Ce livre d’Hicham Houdaïfa, comme son second livre à propos de l’islamisme radical au Maroc, est pour moi un manifeste à lire de toute urgence, à diffuser et à participer par tous les moyens pour venir en aide à ces femmes et leur rendre justice.

Kenza Sefrioui et les péripéties de la chaîne du livre au Maroc

Déjà avec son livre, tiré de sa thèse, « La revue Souffles (1966-1973) ; espoirs de révolution culturelle au Maroc », Kenza Sefrioui m’avait impressionné en s’intéressant et en mettant en valeur l’expérience culturelle de cette revue mythique qui avait porté un projet parmi les plus beaux et les plus révolutionnaires du Maroc moderne.

Ses enquêtes relatées dans son livre « Le livre à l’épreuve ; les failles de la chaîne au Maroc » nous invitent à découvrir où en est le livre au Maroc ? Elle nous montre qu’entre la rareté des bibliothèques, les disparités géographiques, la fragilité du secteur dans le pays, le livre n’est pas suffisamment accessible. À travers son voyage, elle nous raconte des expériences des acteurs et militants de la société civile qui essayent de combler les manquements de l’état en créant par exemple des bibliothèques dans le milieu rural ou encourager la lecture par d’autres moyens et lancer ainsi des dynamiques citoyennes. Elle met en lumière toutes les difficultés que rencontre la diffusion du livre. Plusieurs volets sont étudiés, la censure subtile pratiquée par les autorités, le phénomène des livres piratés qui menace les librairies déjà assez fragilisées, l’absence du dépôt légal et les faiblesses du circuit de diffusion qui rendent difficile l’établissement d’une bibliographie nationale, l’absence de circuits stimulants le livre et qui amène certains auteurs à passer par des circuits éditoriaux étrangers, etc.

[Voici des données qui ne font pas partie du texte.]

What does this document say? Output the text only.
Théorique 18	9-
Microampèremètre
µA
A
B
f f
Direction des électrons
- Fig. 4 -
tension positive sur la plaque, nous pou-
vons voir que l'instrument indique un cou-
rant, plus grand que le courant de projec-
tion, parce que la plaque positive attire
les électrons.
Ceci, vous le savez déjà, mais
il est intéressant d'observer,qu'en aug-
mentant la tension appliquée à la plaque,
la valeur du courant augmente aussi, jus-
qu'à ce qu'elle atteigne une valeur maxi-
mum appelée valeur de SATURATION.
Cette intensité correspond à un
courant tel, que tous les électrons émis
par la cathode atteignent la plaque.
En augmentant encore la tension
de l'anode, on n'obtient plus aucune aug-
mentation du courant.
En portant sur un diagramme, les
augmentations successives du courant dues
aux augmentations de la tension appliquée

Comme il figure sur la dédicace que Kenza Sefrioui m’avait écrite sur ma copie, son livre est un miroir inquiétant mais plein d’espoir. J’ai beaucoup aimé le style de son récit, très prenant et poétique. J’ai aimé par exemple le choix des titres des chapitres, comme celui de « Une bibliothèque comme un point d’eau ». J’ai aussi appris beaucoup sur la littéraire marocaine grâce aux différentes références aux auteurs et auteures qui ont marqué la production de cette littéraire, notamment en langue française. Bref, ce livre m’a donné envie, entre autres, de :

  • Soutenir, y compris financièrement, les initiatives que je ne connaissais pas et qui sont signalées, comme celle des frères Chentoufi,
  • Acquérir un certain nombre d’ouvrages référencés et qui manquent à mes lectures,
  • Chercher comment je peux aider et faire connaître davantage les livres des éditeurs marocains comme, Le Fennec, Tarik éditions, En Toutes Lettres.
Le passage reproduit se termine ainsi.